Desta forma, mulheres e homens são seres inconclusos; não nascem como os outros animais já dotados de instinto de sobrevivência, mas com uma dependência do outro, para poder se tornar. A educação/cultura3, portanto, é criação de mulheres e homens, como processo de sua coletividade, à medida que é criada ela os cria, forma suas personalidades e assim adquirem suas visões históricas do mundo (Brandão, 2002). A cultura tem caráter formativo, político social, que perpassa da formação do eu interior para a consciência superior, que juntamente com o outro passa a participar de sua condição de coletividade, e assim juntos constroem a história, com participação ativa na transformação de suas realidades sociais. Neste processo, portanto, os seres humanos se apropriam da cultura na e pela educação (Brandão, 2002).
Educação e cultura são a um só tempo forma e conteúdo, portanto, necessárias no constituir-se humano como construtor de uma sociedade.
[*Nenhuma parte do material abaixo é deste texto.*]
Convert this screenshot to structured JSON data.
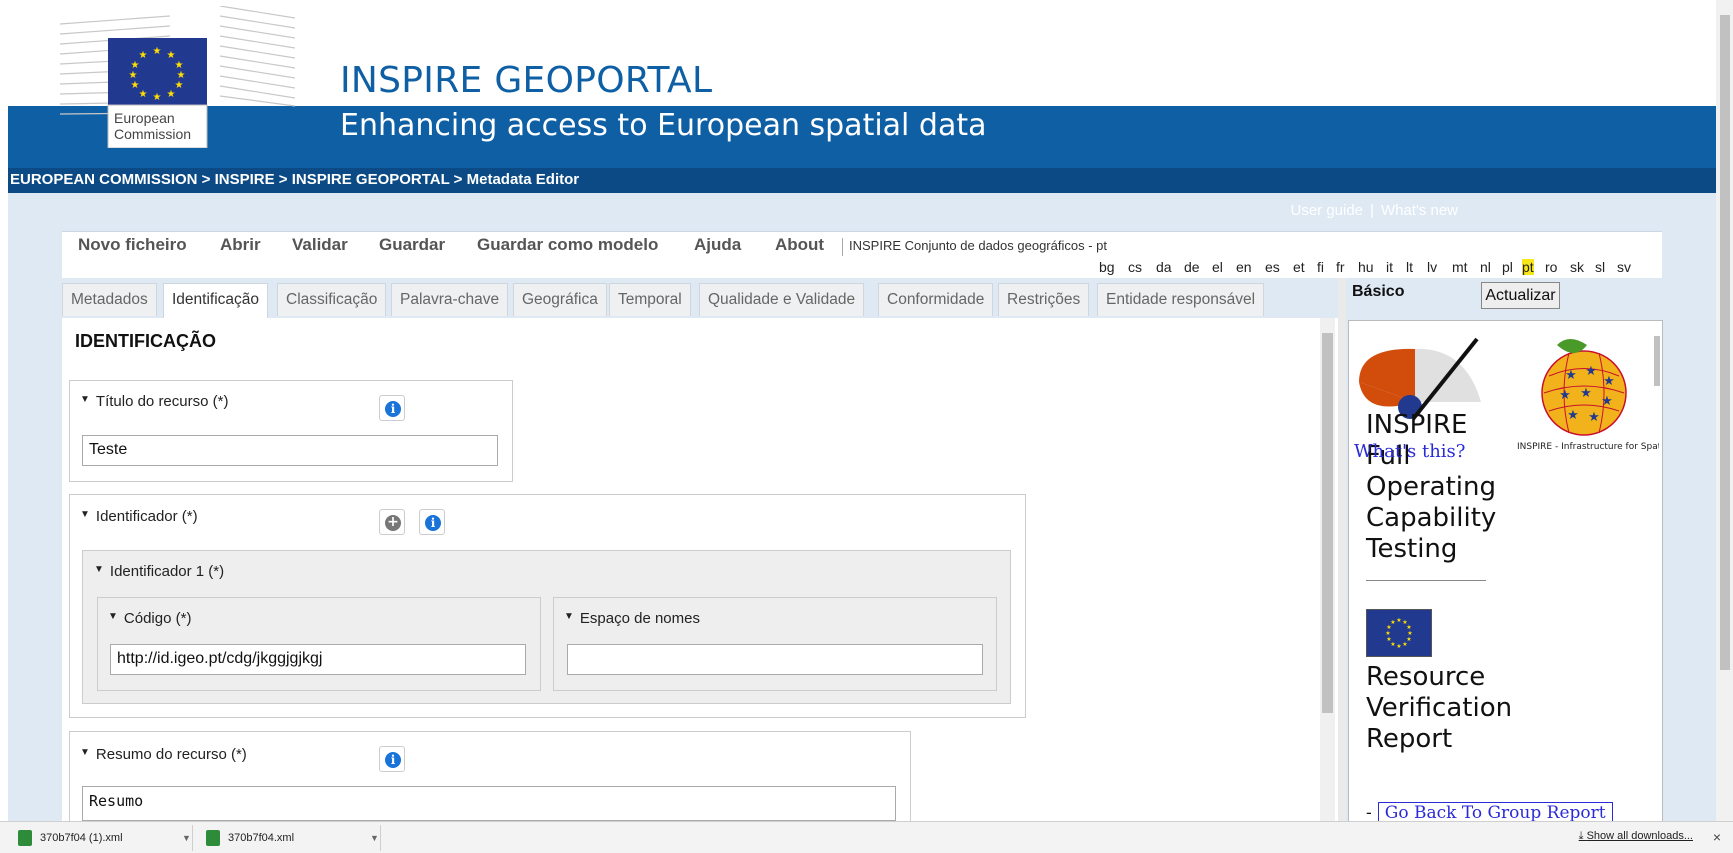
{
  "header": {
    "site_title": "INSPIRE GEOPORTAL",
    "site_subtitle": "Enhancing access to European spatial data",
    "logo_text_line1": "European",
    "logo_text_line2": "Commission",
    "breadcrumb": "EUROPEAN COMMISSION > INSPIRE > INSPIRE GEOPORTAL > Metadata Editor",
    "links": {
      "user_guide": "User guide",
      "separator": "|",
      "whats_new": "What's new"
    }
  },
  "toolbar": {
    "items": [
      "Novo ficheiro",
      "Abrir",
      "Validar",
      "Guardar",
      "Guardar como modelo",
      "Ajuda",
      "About"
    ],
    "doc_type": "INSPIRE Conjunto de dados geográficos - pt"
  },
  "languages": {
    "items": [
      "bg",
      "cs",
      "da",
      "de",
      "el",
      "en",
      "es",
      "et",
      "fi",
      "fr",
      "hu",
      "it",
      "lt",
      "lv",
      "mt",
      "nl",
      "pl",
      "pt",
      "ro",
      "sk",
      "sl",
      "sv"
    ],
    "active": "pt"
  },
  "tabs": [
    "Metadados",
    "Identificação",
    "Classificação",
    "Palavra-chave",
    "Geográfica",
    "Temporal",
    "Qualidade e Validade",
    "Conformidade",
    "Restrições",
    "Entidade responsável"
  ],
  "active_tab": "Identificação",
  "form": {
    "section_title": "IDENTIFICAÇÃO",
    "titulo": {
      "label": "Título do recurso (*)",
      "value": "Teste"
    },
    "identificador": {
      "label": "Identificador (*)"
    },
    "identificador1": {
      "label": "Identificador 1 (*)"
    },
    "codigo": {
      "label": "Código (*)",
      "value": "http://id.igeo.pt/cdg/jkggjgjkgj"
    },
    "espaco": {
      "label": "Espaço de nomes",
      "value": ""
    },
    "resumo": {
      "label": "Resumo do recurso (*)",
      "value": "Resumo"
    }
  },
  "right_panel": {
    "mode_label": "Básico",
    "refresh_button": "Actualizar",
    "foc_lines": [
      "INSPIRE",
      "Full",
      "Operating",
      "Capability",
      "Testing"
    ],
    "whats_this": "What's this?",
    "badge_text": "INSPIRE - Infrastructure for Spatial Information in Europe",
    "report_lines": [
      "Resource",
      "Verification",
      "Report"
    ],
    "go_back_prefix": "-",
    "go_back_link": "Go Back To Group Report"
  },
  "downloads": {
    "files": [
      "370b7f04 (1).xml",
      "370b7f04.xml"
    ],
    "show_all": "Show all downloads...",
    "close": "×"
  },
  "icons": [
    "info-icon",
    "add-icon",
    "collapse-triangle-icon",
    "xml-file-icon",
    "download-icon",
    "close-icon"
  ],
  "colors": {
    "banner_blue": "#0f5fa5",
    "breadcrumb_blue": "#0b4a85",
    "panel_bg": "#dfe9f4",
    "active_lang": "#f7e71a",
    "link_blue": "#2a2ad8"
  }
}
Compreender que de todos os animais nós somos os únicos em que a aprendizagem ocupa o fator crucial de nossa sobrevivência, pois ao nascermos, necessitamos não somente de nossa carga biológica, mas do convívio social para nos tornamos seres humanos, é entender que a qualidade de tudo isso somente pode ser adquirida a partir da cultura como educação.
Por isso, conforme Brandão (2022, p. 19) o ser humano em comunidade é “aprendente de pessoa”, isso o faz parte de um todo desafiador, participante de vivências culturais, que ele passa a reinventar, num processo contínuo e instigante, incorporando-o em um mundo já construído culturalmente por seus ancestrais, que a ele cabe agora se inserir, significá-lo e ressignificá-lo no processo histórico dialético, no sentido de construir e dá sentido ao que ele transformará em razão de sua existência.
Portanto, é partindo dessas compreensões que o estudo (em andamento) se expõe, nesse artigo, estruturalmente em duas seções que se articulam empírico e teoricamente. Por isso, na primeira seção apresentamos as primeiras inferências centradas teoricamente do conceito de gestão democrática pautando a experiência dos Putiruns Quilombolas. Já na segunda seção trazemos alguns elementos da metodologia do Putirum Quilombola que se configuram em participação democrática verificada na experiência do Putirum Quilombola, ocorrido na Comunidade Vila Vizânia em julho de 2022. Para não concluir e continuar pensando a pesquisa, finalizamos com algumas considerações.
RELAÇÃO ENTRE EDUCAÇÃO E GESTÃO DEMOCRÁTICA: OS PUTIRUNS DE FORMAÇÃO EM MOCAJUBA
Entender que educação possui uma natureza específica, por ser ela própria do ser humano, pode até parecer clichê, mas não é. Afinal, faz-se necessário compreender, que para os estudos sobre a relação entre educação e gestão, deve-se levar em conta uma síntese de questões, conforme Saviani (1991). Isso porque, está claro entre nós, que há diferença entre nós seres vivos, que nos fazem além de seres vivos, pois
[…] sabe-se que, diferentemente dos outros animais, que se adaptam à realidade natural tendo a sua existência garantida naturalmente, o homem necessita produzir continuamente sua própria existência. Para tanto, em lugar de se adaptar a natureza, ele tem que adaptar a natureza a si, isto é feito pelo trabalho. Portanto, o que diferencia o homem dos outros animais é o trabalho. E o trabalho se instaura a partir do momento em que seu agente antecipa mentalmente a finalidade da ação. Consequentemente, o trabalho não é qualquer tipo de atividade, mas uma ação adequada a finalidades. É pois, uma ação intencional. Para sobreviver o homem necessita extrair da natureza, ativa e intencionalmente, os meios de sua subsistência. Ao fazer isso ele inicia o processo de transformação da natureza, criando um mundo humano (o mundo da cultura). (Saviani, 1991, p. 15)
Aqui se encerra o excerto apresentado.